It provides one interface for accessing all configuration, for users or the system.
A program can edit a single entry with a key handle without having to parse and the entire file. Two processes can edit what would be the same file at the same time with all the synchronization handled by the OS. Otherwise you'd have to come up with your own method, and create a daemon to host it (unless you actually trust every client to behave)
Sure, you could break your config files into one entry per file and many directories in a hierarchy, but then you are just using the filesystem to store metadata and structure directly; you've traded one binary database for another.
Why does anyone use binary databases for anything? Why not make the filesytem's datasets all text? It'd be easier to recover, since binary DBs have virtually no gain over text ones...
Here's an annecdote: of all the NT based systems I've owned and used, I have never seen a case of registry or filesystem corruption not caused by hardware failure (that wasn't recovered automatically, i.e. journal cleanup or chkdsk).
Even without Citrix/TS, each desktop object has its own grapical surface. You can create as many desktops as you want. The graphic surface exists for each, even if it isn't being displayed. The only thing that Citrix/TS do is connect these to a video driver that renders the display across the network.
The method of connecting a window station to a video driver and set of input devices is undocumented but all the back end parts are already there.
Before you can read a text file, you need to process the binary filesystem format. If you can do that, what's one more layer of indirection? There's nothing stopping you from using a disk editor to access data in a registry hive and it's about as easy as doing the same thing on a filesystem database. You're just trading one database for another.
There's a point where oversimplifying the design causes more problems and weaknesses than it fixes.

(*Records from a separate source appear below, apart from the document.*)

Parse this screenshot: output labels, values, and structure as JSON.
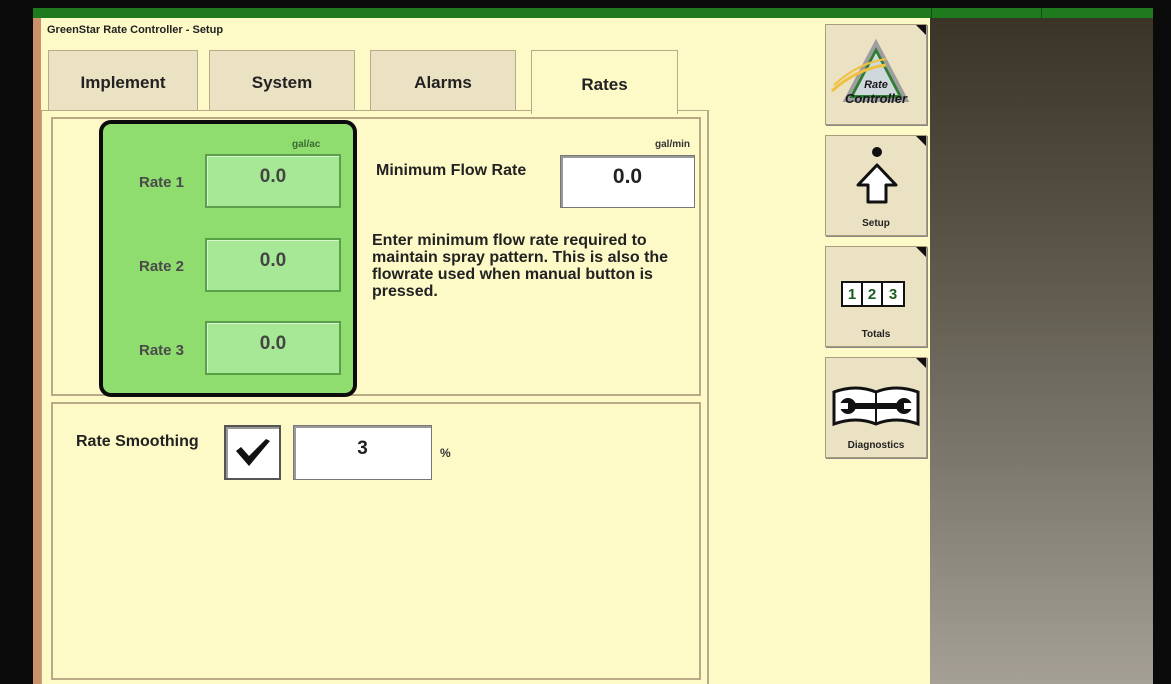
{
  "app_title": "GreenStar Rate Controller - Setup",
  "tabs": [
    {
      "label": "Implement"
    },
    {
      "label": "System"
    },
    {
      "label": "Alarms"
    },
    {
      "label": "Rates"
    }
  ],
  "rates": {
    "unit": "gal/ac",
    "items": [
      {
        "label": "Rate 1",
        "value": "0.0"
      },
      {
        "label": "Rate 2",
        "value": "0.0"
      },
      {
        "label": "Rate 3",
        "value": "0.0"
      }
    ]
  },
  "minimum_flow": {
    "label": "Minimum Flow Rate",
    "unit": "gal/min",
    "value": "0.0",
    "help": "Enter minimum flow rate required to maintain spray pattern.  This is also the flowrate used when manual button is pressed."
  },
  "rate_smoothing": {
    "label": "Rate Smoothing",
    "checked": true,
    "value": "3",
    "unit": "%"
  },
  "sidebar": {
    "buttons": [
      {
        "label": "",
        "logo_text": "Rate Controller",
        "icon": "rate-controller-logo-icon"
      },
      {
        "label": "Setup",
        "icon": "setup-arrow-icon"
      },
      {
        "label": "Totals",
        "icon": "totals-123-icon",
        "digits": [
          "1",
          "2",
          "3"
        ]
      },
      {
        "label": "Diagnostics",
        "icon": "wrench-book-icon"
      }
    ]
  },
  "colors": {
    "screen_bg": "#fdfac8",
    "rates_box": "#8fdc6f",
    "top_bar": "#1f7a1f"
  }
}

The Windows registry on NT is provided by the Configuration Manager, a kernel mode executive subsystem. The CM exports its own type of object, the Key object, which is handled like any other type of kernel object. A registry key consists of an ACL, a set of values, and a set of subkeys arragned in a hierarchy. Each non-volaitle key is backed by a file, known as a registry hive; subkeys can be stored in the same hive as the parent or be mounted from a different one. Hives are opened and locked by the kernel and are journalled to prevent corruption.
/etc uses the filesystem database to store configuration groups directly and different formats for each type of file to store entries. Security is provided for each file.
The registry uses a specialized database that is aware of each line of data; it provides enough metadata to distinguish between strings and integers and binary data, providing a string label for each item. Security is provided for each key.
Although you can arrange keys and values any way you like, key level security usually provides a lot more granularity than file level. The standard config consumer on UNIX has one file for config, even if there are many entries. The standard on Windows is to give each app a base key which can contain as many securable subkeys as needed.
Both are databases. Given the choice between a general purpose format that leaves the details up to each client to re-invent and a specialized database designed specifically for configuration, which one sounds better? Which one is easier to use in a standardized way?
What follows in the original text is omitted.